I felt like I had been listening to a program and following along and suddenly it cut out. It was so quiet. What had I been listening to? My own thoughts humming along…I had to hurry and get back to the van where my husband and kids were waiting….but they wouldn’t be there would they? The kids were grown up. One was in Arizona and the other across the border in Canada. They had their own lives now, they weren’t waiting.

I grabbed the rail, my head was spinning it was so, so dizzy. My Dad’s fishing rod, I had felt for a moment – just a moment like I was just keeping it for him. He was going to click on the lights like he always did, give a long list of what he was going to fix next – he was always tinkering. He loved this warehouse that he called, ‘the Shop’ but he hadn’t been here in thirty years, he was buried on the hill.

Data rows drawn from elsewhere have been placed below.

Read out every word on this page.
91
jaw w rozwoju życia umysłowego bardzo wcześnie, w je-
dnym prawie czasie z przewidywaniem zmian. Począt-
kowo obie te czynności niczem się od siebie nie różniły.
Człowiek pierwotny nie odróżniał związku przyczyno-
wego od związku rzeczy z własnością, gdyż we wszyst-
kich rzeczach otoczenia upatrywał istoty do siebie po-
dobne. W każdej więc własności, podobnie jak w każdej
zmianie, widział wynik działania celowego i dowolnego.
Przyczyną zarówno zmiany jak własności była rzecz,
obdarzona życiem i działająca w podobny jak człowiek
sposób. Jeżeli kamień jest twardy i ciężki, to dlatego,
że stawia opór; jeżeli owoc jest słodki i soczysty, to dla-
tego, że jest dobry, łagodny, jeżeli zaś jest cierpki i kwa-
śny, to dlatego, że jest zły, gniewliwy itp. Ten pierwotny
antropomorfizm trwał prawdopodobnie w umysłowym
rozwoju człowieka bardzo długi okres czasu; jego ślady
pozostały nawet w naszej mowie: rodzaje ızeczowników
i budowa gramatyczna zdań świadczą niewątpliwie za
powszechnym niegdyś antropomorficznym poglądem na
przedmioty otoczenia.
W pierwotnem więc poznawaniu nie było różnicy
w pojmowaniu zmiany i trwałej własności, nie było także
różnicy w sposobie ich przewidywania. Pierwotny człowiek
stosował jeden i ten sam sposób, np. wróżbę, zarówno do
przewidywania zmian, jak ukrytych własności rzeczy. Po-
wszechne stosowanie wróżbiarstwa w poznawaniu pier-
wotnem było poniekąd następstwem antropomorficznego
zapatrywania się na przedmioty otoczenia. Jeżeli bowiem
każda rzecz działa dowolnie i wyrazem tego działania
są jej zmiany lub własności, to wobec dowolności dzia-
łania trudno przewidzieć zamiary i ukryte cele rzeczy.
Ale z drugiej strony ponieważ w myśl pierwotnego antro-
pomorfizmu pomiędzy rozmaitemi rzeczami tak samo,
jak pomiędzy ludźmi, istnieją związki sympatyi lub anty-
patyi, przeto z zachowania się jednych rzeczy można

I sit down on the stair unable to continue worried I was going to fall. I had a terrible sensation once again that time was happening to me all at once. Just yesterday I was a twenty-year-old who vowed never to change her rebellious streak – and then I was a Mom, and then I was saying goodbye, so many god damn goodbyes. I learned to hate cancer as much as anyone could hate anything.

You don’t really have anything.

My head was so dizzy now. There was a familiar presence in the darkness. I felt it coming closer. I could feel it breathing and watching me. It was always there – it had always been there over the years, watching me, waiting, cold and unfeeling. Now it had me, alone, dizzy and unable to find my way forward as I sat on that old stair clutching the flower pot.

I heard the door, and familiar voice – “over here I croaked” – I heard his shuffling steps hasten towards me. I had been gone a little too long and scared him. “C’mon baby” he said reaching an old liver spotted hand to me. “Why did you want to go all the way up there, I would have found and bought you a pot, you didn’t need to do that, you didn’t need to do that.” A thick arm wrapped around my little waist and he helped me down the stairs one by one slowly – he didn’t need to be up stairs, not with his heart I thought. He had been with me through so many decades now, there after the kids moved, there with each tragedy. Every little cell in my body loved him. The light that protected me from the thing in the dark.